Mahkemenin kararındaki en kritik nokta, asgari ücretteki artışın "öngörülmeyen ve öngörülmesi de beklenmeyen olağanüstü bir durum" olarak kabul edilmemesidir. Kararın gerekçesinde, Türkiye'nin ekonomik koşullarında asgari ücretin her yıl belirli oranlarda arttığının bilinen bir gerçek olduğu, bu nedenle basiretli bir tacir konumundaki yüklenicinin teklifini oluştururken bu tür artışları öngörerek bir risk değerlendirmesi yapması gerektiği vurgulanmıştır.
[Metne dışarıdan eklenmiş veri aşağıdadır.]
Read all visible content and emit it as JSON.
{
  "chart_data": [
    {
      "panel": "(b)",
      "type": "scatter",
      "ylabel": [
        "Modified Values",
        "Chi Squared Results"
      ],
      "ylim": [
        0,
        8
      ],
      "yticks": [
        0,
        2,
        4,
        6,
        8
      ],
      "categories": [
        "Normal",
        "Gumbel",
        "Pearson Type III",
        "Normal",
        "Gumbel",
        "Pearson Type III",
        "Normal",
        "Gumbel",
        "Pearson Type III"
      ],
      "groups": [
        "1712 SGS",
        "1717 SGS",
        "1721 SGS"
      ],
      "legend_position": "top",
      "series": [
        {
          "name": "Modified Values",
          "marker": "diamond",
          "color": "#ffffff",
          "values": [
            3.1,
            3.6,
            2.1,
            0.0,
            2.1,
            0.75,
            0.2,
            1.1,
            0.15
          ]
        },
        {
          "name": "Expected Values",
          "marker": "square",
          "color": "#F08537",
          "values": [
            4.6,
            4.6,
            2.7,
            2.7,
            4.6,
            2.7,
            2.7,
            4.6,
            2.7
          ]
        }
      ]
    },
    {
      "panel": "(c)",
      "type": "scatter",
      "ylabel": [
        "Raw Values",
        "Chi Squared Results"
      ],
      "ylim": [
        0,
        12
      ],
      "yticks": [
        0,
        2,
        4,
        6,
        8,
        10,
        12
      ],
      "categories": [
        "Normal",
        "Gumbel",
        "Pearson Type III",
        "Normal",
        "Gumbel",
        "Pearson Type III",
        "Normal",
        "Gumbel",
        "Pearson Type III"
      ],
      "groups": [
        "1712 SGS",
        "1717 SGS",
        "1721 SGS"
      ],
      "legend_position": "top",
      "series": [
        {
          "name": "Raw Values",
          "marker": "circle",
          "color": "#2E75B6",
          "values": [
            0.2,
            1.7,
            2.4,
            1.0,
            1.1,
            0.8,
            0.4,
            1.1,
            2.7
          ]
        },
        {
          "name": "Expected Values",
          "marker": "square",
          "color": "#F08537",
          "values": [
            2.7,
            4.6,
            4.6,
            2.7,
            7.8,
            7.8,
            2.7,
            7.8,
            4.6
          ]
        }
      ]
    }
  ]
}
Artış oranının beklenenin üzerinde olması, bu durumu "olağanüstü" kılmak için tek başına yeterli görülmemiştir.
Bununla birlikte, mahkeme uyuşmazlığa konu ihalenin "personel çalıştırılmasına dayalı bir hizmet alımı" olmamasının da altını çizmiştir. Kamu İhale Genel Tebliği'ne göre, personel çalıştırılmasına dayalı hizmet alımlarında, asgari ücret artışından kaynaklanan farkların yükleniciye ödenmesine yönelik özel düzenlemeler bulunmaktadır. Ancak davaya konu yemek hizmeti alımı, ihale dokümanında çalıştırılacak personel sayısı ve çalışma saatlerinin tamamının idarede kullanılacağına dair bir belirleme içermediğinden bu kapsama girmemektedir. Sözleşmede "fiyat farkı hesaplanmayacağı" yönünde açık bir hüküm bulunması da mahkemenin kararını güçlendiren bir diğer unsur olmuştur.
Analizin Sonucu ve Taraflar İçin Çıkarımlar
Bu karar, sözleşmenin uyarlanması taleplerinde mahkemelerin "öngörülemezlik" unsurunu ne kadar dar yorumladığını göstermesi açısından önemlidir.
İdareler İçin Çıkarımlar: İdareler, ihale dokümanlarında ve sözleşmelerde fiyat farkı verilip verilmeyeceğini net bir şekilde belirtmelidir. Personel çalıştırılmasına dayalı olmayan hizmet alımlarında, "fiyat farkı verilmeyecektir" hükmü, sonradan ortaya çıkabilecek maliyet artışlarına dayalı uyarlama taleplerine karşı idareyi güçlü bir hukuki pozisyona sokmaktadır.
Yükleniciler İçin Çıkarımlar: Yükleniciler, özellikle fiyat farkı öngörülmeyen uzun süreli hizmet alım ihalelerine teklif verirken, asgari ücret, enflasyon ve diğer maliyet artışlarını bir risk unsuru olarak dikkatle değerlendirmeli ve tekliflerini bu riskleri kapsayacak şekilde oluşturmalıdır. Asgari ücret artışının beklenenin üzerinde olmasının, tek başına TBK 138. madde kapsamında bir uyarlama hakkı doğurmayacağı göz önünde bulundurulmalıdır. "Basiretli bir tacir" olarak hareket etme yükümlülüğü, bu tür ekonomik riskleri öngörmeyi de içerir. Aşırı ifa güçlüğü iddiasının kabul edilme olasılığı, özellikle sözleşmede fiyat farkı verilmeyeceği açıkça belirtilmişse, oldukça düşüktür.